Q&A With Paul A. Supowitz

Issue Date: 
February 23, 2015

Several hundred members of the University of Pittsburgh community will travel to the state Capitol on March 4 for the annual Pitt Day in Harrisburg. Faculty, staff, students, and alumni will meet with legislators throughout the day, explaining the importance of Pitt as an educator of the nation’s brightest students and as a vital economic engine in Western Pennsylvania. The Pitt Chronicle’s Jane-Ellen Robinet interviewed Paul Supowitz, Pitt’s vice chancellor for community and governmental relations.

How important is it for Pitt faculty, staff, students, and alumni to make a large showing in Harrisburg? 

Paul A. Supowitz

Pitt Day in Harrisburg is the one day during the year when the University of Pittsburgh has an overwhelming presence throughout the Capitol. We meet with legislators, exhibit the fruits of research and educational efforts, and impress upon lawmakers the University of Pittsburgh’s important role in educating Pennsylvania’s best and brightest students and serving as a powerful economic engine.

Lawmakers in Harrisburg have many competing demands for the very limited resources that they have to allocate in the state budget. It is vital that they hear input from their constituents and Pennsylvania citizens regarding the importance of public higher education, and in particular, Pennsylvania’s public research universities.

What will Pitt’s message to legislators be on March 4? Is there anything that will differentiate it from years past?

We have come out of a period of large and disproportionate cuts followed by three years of flat funding. Pitt’s message to legislators and Governor Wolf’s administration will focus on the importance of reversing recent funding trends so Pitt can continue—and accelerate—its role in educating students for the new knowledge economy and serving as a powerful engine of economic growth and prosperity. 

What do you personally do on this day?  Visit with legislators in their offices?

I will be making visits to legislators and administration officials along with Chancellor Gallagher. I will also be available throughout the Capitol to answer questions and ensure that the day goes as smoothly as possible.  

What kind of feedback have you received from legislators about Pitt’s strategy of having the University community carry the message to Harrisburg?

Legislators are emphatic about the need to hear from constituents, and thus they welcome the input they receive during Pitt Day. The event offers the unique opportunity for students to provide input first-hand about the value of a Pitt education. Consistently, year after year, legislators comment on how impressed they are with Pitt students. 

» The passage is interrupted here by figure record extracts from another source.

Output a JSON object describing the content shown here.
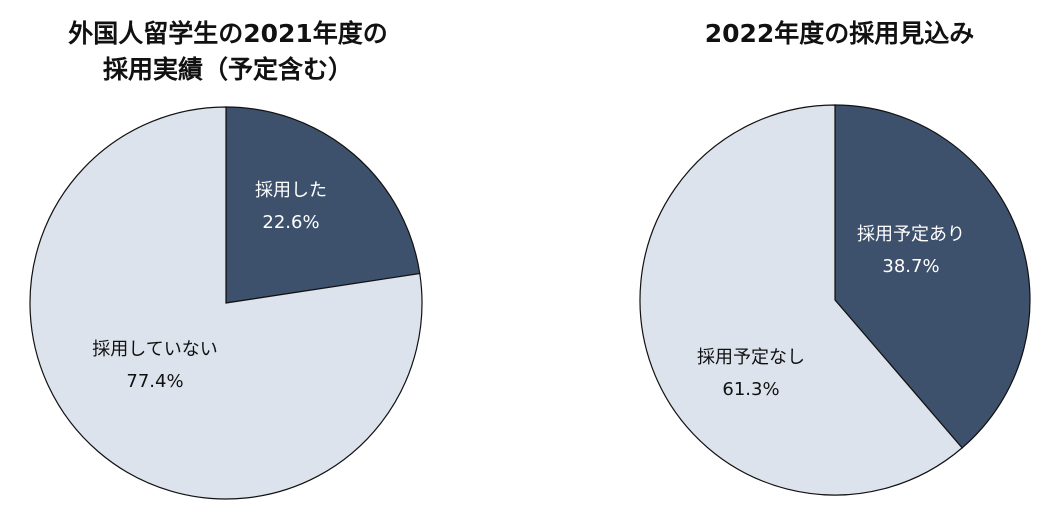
{
  "charts": [
    {
      "title_lines": [
        "外国人留学生の2021年度の",
        "採用実績（予定含む）"
      ]
    },
    {
      "title_lines": [
        "2022年度の採用見込み"
      ]
    }
  ],
  "chart_data": [
    {
      "type": "pie",
      "title": "外国人留学生の2021年度の採用実績（予定含む）",
      "start": "12 o'clock, clockwise",
      "slices": [
        {
          "label": "採用した",
          "value": 22.6,
          "value_label": "22.6%",
          "color": "#3d516c"
        },
        {
          "label": "採用していない",
          "value": 77.4,
          "value_label": "77.4%",
          "color": "#dce3ec"
        }
      ]
    },
    {
      "type": "pie",
      "title": "2022年度の採用見込み",
      "start": "12 o'clock, clockwise",
      "slices": [
        {
          "label": "採用予定あり",
          "value": 38.7,
          "value_label": "38.7%",
          "color": "#3d516c"
        },
        {
          "label": "採用予定なし",
          "value": 61.3,
          "value_label": "61.3%",
          "color": "#dce3ec"
        }
      ]
    }
  ]
}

Alumni and staff participating in Pitt Day are also able to deliver a powerful message to their representatives and senators, as our elected officials take particular note of information received from their own constituents. 

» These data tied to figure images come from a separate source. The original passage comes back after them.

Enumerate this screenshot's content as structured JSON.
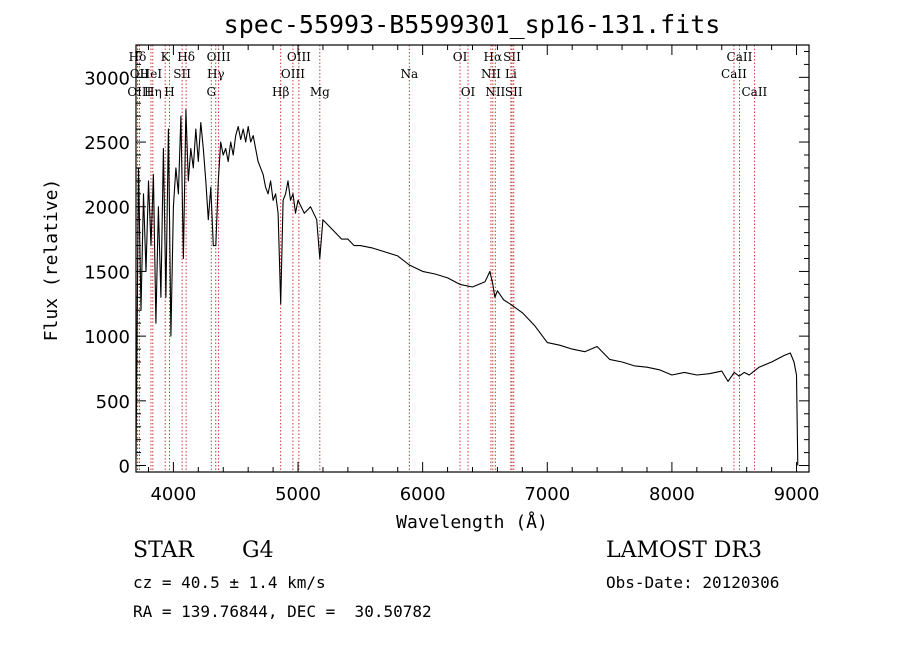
{
  "chart_data": {
    "type": "line",
    "title": "spec-55993-B5599301_sp16-131.fits",
    "xlabel": "Wavelength (Å)",
    "ylabel": "Flux (relative)",
    "xlim": [
      3700,
      9100
    ],
    "ylim": [
      -50,
      3250
    ],
    "xticks": [
      4000,
      5000,
      6000,
      7000,
      8000,
      9000
    ],
    "yticks": [
      0,
      500,
      1000,
      1500,
      2000,
      2500,
      3000
    ],
    "series": [
      {
        "name": "flux",
        "color": "#000000",
        "x": [
          3700,
          3720,
          3740,
          3760,
          3780,
          3800,
          3820,
          3840,
          3860,
          3880,
          3900,
          3920,
          3940,
          3960,
          3970,
          3980,
          4000,
          4020,
          4040,
          4060,
          4080,
          4100,
          4120,
          4140,
          4160,
          4180,
          4200,
          4220,
          4240,
          4260,
          4280,
          4300,
          4320,
          4340,
          4360,
          4380,
          4400,
          4420,
          4440,
          4460,
          4480,
          4500,
          4520,
          4540,
          4560,
          4580,
          4600,
          4620,
          4640,
          4660,
          4680,
          4700,
          4720,
          4740,
          4760,
          4780,
          4800,
          4820,
          4840,
          4861,
          4880,
          4900,
          4920,
          4940,
          4960,
          4980,
          5000,
          5050,
          5100,
          5150,
          5175,
          5200,
          5250,
          5300,
          5350,
          5400,
          5450,
          5500,
          5600,
          5700,
          5800,
          5893,
          6000,
          6100,
          6200,
          6300,
          6400,
          6500,
          6540,
          6563,
          6580,
          6600,
          6650,
          6700,
          6800,
          6900,
          7000,
          7100,
          7200,
          7300,
          7400,
          7500,
          7600,
          7700,
          7800,
          7900,
          8000,
          8100,
          8200,
          8300,
          8400,
          8450,
          8500,
          8540,
          8580,
          8620,
          8660,
          8700,
          8800,
          8900,
          8950,
          8980,
          9000,
          9010
        ],
        "values": [
          50,
          2300,
          1200,
          2100,
          1500,
          2200,
          1700,
          2250,
          1100,
          2000,
          1300,
          2450,
          1300,
          2600,
          1800,
          1000,
          2000,
          2300,
          2100,
          2700,
          1600,
          2750,
          2200,
          2450,
          2300,
          2600,
          2350,
          2650,
          2450,
          2200,
          1900,
          2150,
          1700,
          1700,
          2200,
          2500,
          2400,
          2450,
          2350,
          2500,
          2400,
          2550,
          2620,
          2520,
          2600,
          2500,
          2620,
          2500,
          2550,
          2450,
          2350,
          2300,
          2250,
          2150,
          2100,
          2200,
          2050,
          2100,
          1950,
          1250,
          2050,
          2100,
          2200,
          2050,
          2100,
          1950,
          2050,
          1950,
          2000,
          1900,
          1600,
          1900,
          1850,
          1800,
          1750,
          1750,
          1700,
          1700,
          1680,
          1650,
          1620,
          1550,
          1500,
          1480,
          1450,
          1400,
          1380,
          1420,
          1500,
          1400,
          1300,
          1350,
          1280,
          1250,
          1180,
          1080,
          950,
          930,
          900,
          880,
          920,
          820,
          800,
          770,
          760,
          740,
          700,
          720,
          700,
          710,
          730,
          650,
          720,
          690,
          720,
          700,
          730,
          760,
          800,
          850,
          870,
          800,
          700,
          0
        ]
      }
    ],
    "spectral_lines": [
      {
        "label": "Hδ",
        "wavelength": 3712,
        "row": 1
      },
      {
        "label": "K",
        "wavelength": 3934,
        "row": 1
      },
      {
        "label": "Hδ",
        "wavelength": 4102,
        "row": 1
      },
      {
        "label": "OIII",
        "wavelength": 4363,
        "row": 1
      },
      {
        "label": "OIII",
        "wavelength": 5007,
        "row": 1
      },
      {
        "label": "OI",
        "wavelength": 6300,
        "row": 1
      },
      {
        "label": "Hα",
        "wavelength": 6563,
        "row": 1
      },
      {
        "label": "SII",
        "wavelength": 6717,
        "row": 1
      },
      {
        "label": "CaII",
        "wavelength": 8542,
        "row": 1
      },
      {
        "label": "OII",
        "wavelength": 3727,
        "row": 2
      },
      {
        "label": "HeI",
        "wavelength": 3820,
        "row": 2
      },
      {
        "label": "SII",
        "wavelength": 4070,
        "row": 2
      },
      {
        "label": "Hγ",
        "wavelength": 4340,
        "row": 2
      },
      {
        "label": "OIII",
        "wavelength": 4959,
        "row": 2
      },
      {
        "label": "Na",
        "wavelength": 5893,
        "row": 2
      },
      {
        "label": "NII",
        "wavelength": 6548,
        "row": 2
      },
      {
        "label": "Li",
        "wavelength": 6708,
        "row": 2
      },
      {
        "label": "CaII",
        "wavelength": 8498,
        "row": 2
      },
      {
        "label": "OIII",
        "wavelength": 3727,
        "row": 3
      },
      {
        "label": "Hη",
        "wavelength": 3835,
        "row": 3
      },
      {
        "label": "H",
        "wavelength": 3969,
        "row": 3
      },
      {
        "label": "G",
        "wavelength": 4304,
        "row": 3
      },
      {
        "label": "Hβ",
        "wavelength": 4861,
        "row": 3
      },
      {
        "label": "Mg",
        "wavelength": 5175,
        "row": 3
      },
      {
        "label": "OI",
        "wavelength": 6364,
        "row": 3
      },
      {
        "label": "NII",
        "wavelength": 6583,
        "row": 3
      },
      {
        "label": "SII",
        "wavelength": 6731,
        "row": 3
      },
      {
        "label": "CaII",
        "wavelength": 8662,
        "row": 3
      }
    ],
    "spectral_line_color": "#cc2222"
  },
  "info": {
    "object_class": "STAR",
    "subclass": "G4",
    "survey": "LAMOST DR3",
    "redshift": "cz = 40.5 ± 1.4 km/s",
    "obs_date": "Obs-Date: 20120306",
    "coords": "RA = 139.76844, DEC =  30.50782"
  }
}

What are your expectations about the outcome for Pitt in this year’s budgeting process? 

While it is extremely early in the process, it is encouraging that Governor Wolf has been very clear in articulating the vital importance of public education, including higher education. Having said that, the Commonwealth is facing a $2 billion-plus structural deficit that needs to be addressed, so it will be a challenging environment.

Is there anything else that you would like to say regarding the importance of this event to Pitt?

Pittsburgh is about as far away from our state Capitol as you can be and still be in the Commonwealth of Pennsylvania. It’s vitally important for legislators from around the state to understand the role and importance of the University of Pittsburgh. Pitt Day is a great facilitator of that. It is also an enjoyable day and a great learning experience. Finally, it’s great to see the Capitol awash in Blue and Gold!